MongoDB聚合将两个不同的字段合并为一个并获取计数

Question

I have following data in MongoDB:

[{id:3132, home:'NSH', away:'BOS'}, {id:3112, home:'ANA', away:'CGY'}, {id:3232, home:'MIN', away:'NSH'}]

Is it possible to get total game count for each team with aggregate pipeline?

desired result:

[{team: 'NSH', totalGames: 2}, {team:'MIN', totalGames: 1}, ...}]

i can get each on seperately to their own arrays with two aggregate calls:

[{$group: {_id: "$home", gamesLeft: {$sum: 1}}}]

and

[{$group: {_id: "$away", gamesLeft: {$sum: 1}}}]

resulting

var homeGames = [ { _id: 'NSH', totalGames: 1 }, { _id: 'SJS', totalGames: 2 }, ...]
var awayGames = [ { _id: 'NSH', totalGames: 1 }, { _id: 'SJS', totalGames: 4 }, ...]

But i really want to get it working with just one query. If not possible what would be the best way to combine these two results in to one using javascript?

Answer 1

After some puzzling, I found a way to get it done using an aggregate pipeline. Here is the result:

db.games.aggregate([{
        $project: {
            isHome: { $literal: [true, false] },
            home: true,
            away: true
        }
    }, {
        $unwind: '$isHome'
    }, {
        $group: {
            _id: { $cond: { if: '$isHome', then: '$home', else: '$away' } },
            totalGames: { $sum: 1 }
        }
    }
]);

As you can see it consists of three stages. The first two are meant to duplicate each document into one for the home team and one for the away team.

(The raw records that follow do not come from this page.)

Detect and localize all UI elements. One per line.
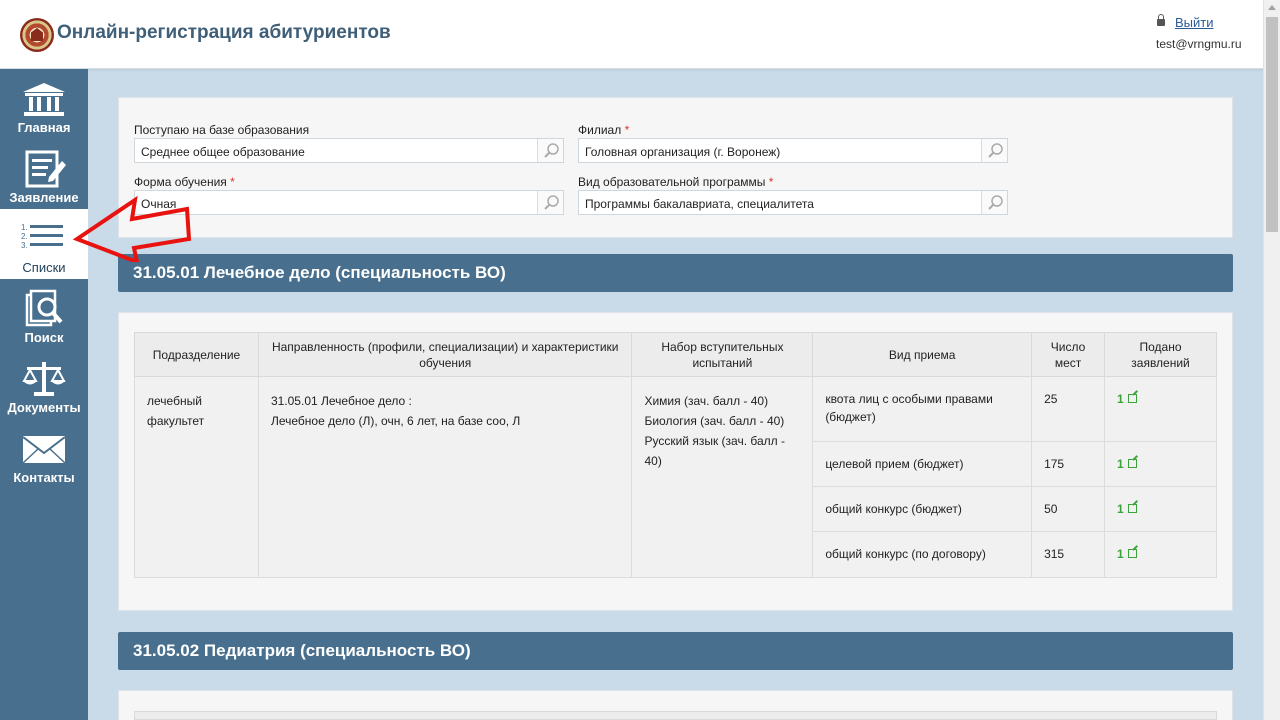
department-cell: лечебный факультет [134, 376, 259, 578]
external-link-icon [1127, 549, 1137, 558]
magnifier-icon [988, 195, 1003, 210]
program-table-2-header [134, 711, 1217, 720]
admission-type-text: квота лиц с особыми правами (бюджет) [813, 377, 1032, 442]
applications-count-link[interactable]: 1 [1117, 457, 1137, 471]
envelope-icon [22, 436, 66, 464]
applications-cell: 1 1 1 1 [1104, 376, 1217, 578]
external-link-icon [1127, 394, 1137, 403]
sidebar-item-label: Главная [17, 120, 71, 135]
form-edit-icon [25, 150, 66, 188]
magnifier-icon [988, 143, 1003, 158]
admission-type-text: общий конкурс (бюджет) [813, 487, 1032, 532]
program-code-text: 31.05.01 Лечебное дело : [270, 394, 412, 408]
exam-item: Химия (зач. балл - 40) [644, 394, 769, 408]
exam-item: Биология (зач. балл - 40) [644, 414, 785, 428]
sidebar-item-documents[interactable]: Документы [0, 349, 88, 419]
base-education-value: Среднее общее образование [141, 145, 305, 159]
program-table: Подразделение Направленность (профили, с… [134, 332, 1217, 578]
sidebar-item-label: Поиск [24, 330, 64, 345]
col-header-applications: Подано заявлений [1104, 332, 1217, 377]
logout-label: Выйти [1175, 15, 1214, 30]
program-type-label: Вид образовательной программы * [578, 175, 774, 189]
exam-item: Русский язык (зач. балл - 40) [644, 434, 785, 468]
seats-value: 50 [1032, 487, 1105, 532]
col-header-admission-type: Вид приема [812, 332, 1033, 377]
seats-cell: 25 175 50 315 [1031, 376, 1106, 578]
section-title-pediatrics[interactable]: 31.05.02 Педиатрия (специальность ВО) [118, 632, 1233, 670]
program-type-select[interactable]: Программы бакалавриата, специалитета [578, 190, 1008, 215]
seats-value: 175 [1032, 442, 1105, 487]
sidebar-item-home[interactable]: Главная [0, 69, 88, 139]
exams-cell: Химия (зач. балл - 40) Биология (зач. ба… [631, 376, 814, 578]
svg-text:1.: 1. [21, 223, 28, 232]
filter-panel: Поступаю на базе образования Среднее общ… [118, 97, 1233, 238]
sidebar-item-search[interactable]: Поиск [0, 279, 88, 349]
logout-link[interactable]: Выйти [1157, 14, 1214, 30]
bank-icon [23, 83, 65, 116]
applications-count-link[interactable]: 1 [1117, 502, 1137, 516]
app-title: Онлайн-регистрация абитуриентов [57, 22, 391, 43]
app-header: Онлайн-регистрация абитуриентов Выйти te… [0, 0, 1263, 69]
magnifier-icon [544, 143, 559, 158]
svg-text:3.: 3. [21, 241, 28, 250]
seats-value: 25 [1032, 377, 1105, 442]
admission-type-cell: квота лиц с особыми правами (бюджет) цел… [812, 376, 1033, 578]
scroll-thumb[interactable] [1266, 17, 1278, 232]
study-form-search-button[interactable] [537, 191, 563, 214]
magnifier-icon [544, 195, 559, 210]
program-type-search-button[interactable] [981, 191, 1007, 214]
page-scrollbar[interactable] [1263, 0, 1280, 720]
program-type-value: Программы бакалавриата, специалитета [585, 197, 814, 211]
svg-text:2.: 2. [21, 232, 28, 241]
scroll-up-arrow-icon[interactable] [1268, 5, 1276, 10]
sidebar-item-label: Документы [7, 400, 81, 415]
table-header-row: Подразделение Направленность (профили, с… [134, 332, 1217, 377]
branch-value: Головная организация (г. Воронеж) [585, 145, 781, 159]
table-row: лечебный факультет 31.05.01 Лечебное дел… [134, 376, 1217, 578]
col-header-profile: Направленность (профили, специализации) … [257, 332, 633, 377]
admission-type-text: целевой прием (бюджет) [813, 442, 1032, 487]
profile-cell: 31.05.01 Лечебное дело : Лечебное дело (… [257, 376, 633, 578]
annotation-arrow-icon [72, 195, 192, 262]
section-title-general-medicine[interactable]: 31.05.01 Лечебное дело (специальность ВО… [118, 254, 1233, 292]
branch-select[interactable]: Головная организация (г. Воронеж) [578, 138, 1008, 163]
lock-icon [1157, 14, 1165, 26]
base-education-select[interactable]: Среднее общее образование [134, 138, 564, 163]
branch-label: Филиал * [578, 123, 630, 137]
numbered-list-icon: 1. 2. 3. [21, 223, 63, 250]
seats-value: 315 [1044, 547, 1065, 561]
base-education-search-button[interactable] [537, 139, 563, 162]
col-header-seats: Число мест [1031, 332, 1106, 377]
study-form-label: Форма обучения * [134, 175, 235, 189]
scales-icon [22, 362, 66, 396]
applications-count-link[interactable]: 1 [1117, 392, 1137, 406]
col-header-exams: Набор вступительных испытаний [631, 332, 814, 377]
col-header-department: Подразделение [134, 332, 259, 377]
sidebar-item-contacts[interactable]: Контакты [0, 419, 88, 489]
university-logo [20, 18, 54, 52]
document-search-icon [25, 289, 63, 327]
external-link-icon [1127, 504, 1137, 513]
external-link-icon [1127, 459, 1137, 468]
base-education-label: Поступаю на базе образования [134, 123, 310, 137]
sidebar-nav: Главная Заявление 1. 2. 3. Списки Поиск … [0, 69, 88, 720]
program-details-text: Лечебное дело (Л), очн, 6 лет, на базе с… [270, 414, 521, 428]
admission-type-text: общий конкурс (по договору) [825, 547, 986, 561]
sidebar-item-label: Контакты [13, 470, 75, 485]
sidebar-item-label: Списки [22, 260, 66, 275]
applications-count-link[interactable]: 1 [1117, 547, 1137, 561]
user-email: test@vrngmu.ru [1156, 37, 1242, 51]
branch-search-button[interactable] [981, 139, 1007, 162]
study-form-select[interactable]: Очная [134, 190, 564, 215]
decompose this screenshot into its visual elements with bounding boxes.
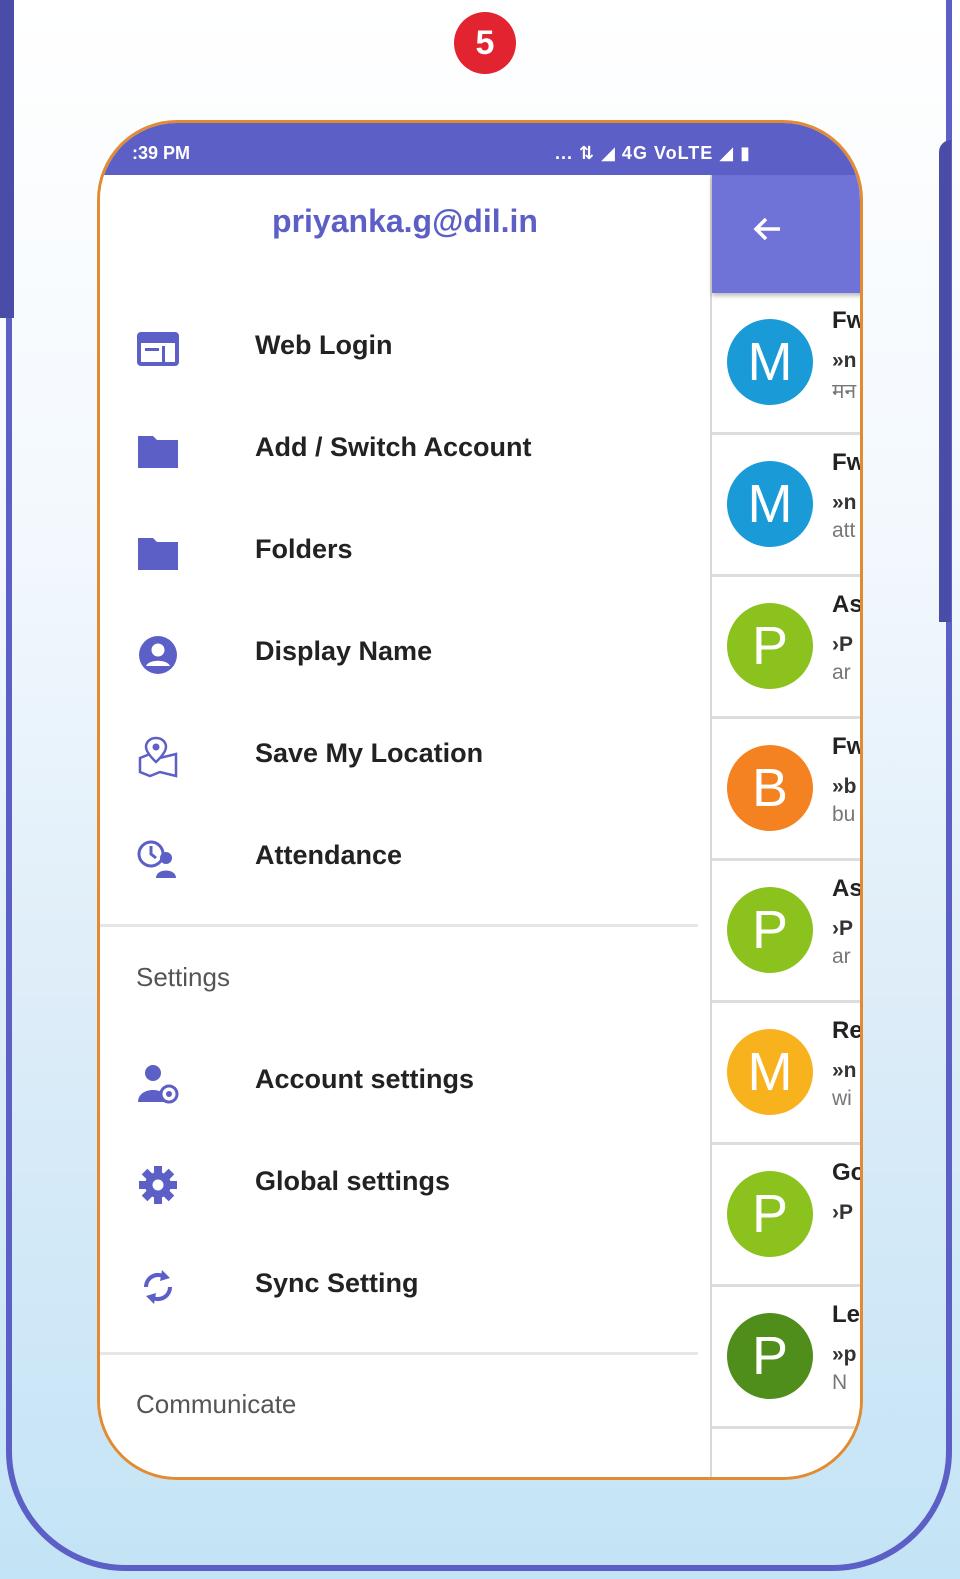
message-sender: »p (832, 1343, 857, 1366)
menu-label: Web Login (255, 330, 393, 360)
step-number-badge: 5 (454, 12, 516, 74)
back-arrow-icon[interactable] (750, 211, 786, 247)
folder-icon (138, 538, 178, 570)
menu-label: Sync Setting (255, 1268, 419, 1298)
message-subject: Fw (832, 733, 863, 760)
message-sender: »b (832, 775, 857, 798)
menu-item-account-settings[interactable]: Account settings (100, 1042, 710, 1122)
menu-item-sync-setting[interactable]: Sync Setting (100, 1246, 710, 1326)
sender-avatar: P (727, 1171, 813, 1257)
gear-icon (139, 1166, 177, 1204)
left-accent-bar (0, 0, 14, 318)
message-row[interactable]: P As ›P ar (712, 861, 863, 1003)
message-row[interactable]: P Le »p N (712, 1287, 861, 1429)
inbox-panel: M Fw »n मन M Fw »n att P As ›P ar B Fw »b bu P As ›P ar M Re »… (710, 175, 863, 1477)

To do this, the project stage first creates a new isHome field on each document containing a true and a false value, which the unwind stage then splits into separate documents containing either the true or the false value.

Then in the group phase, we let the isHome field decide whether to group on the home or the away field.

It would be nicer if we could create a team field in the project step, containing the array [$home, $away] , but mongo only supports adding array literals here, hence the workaround.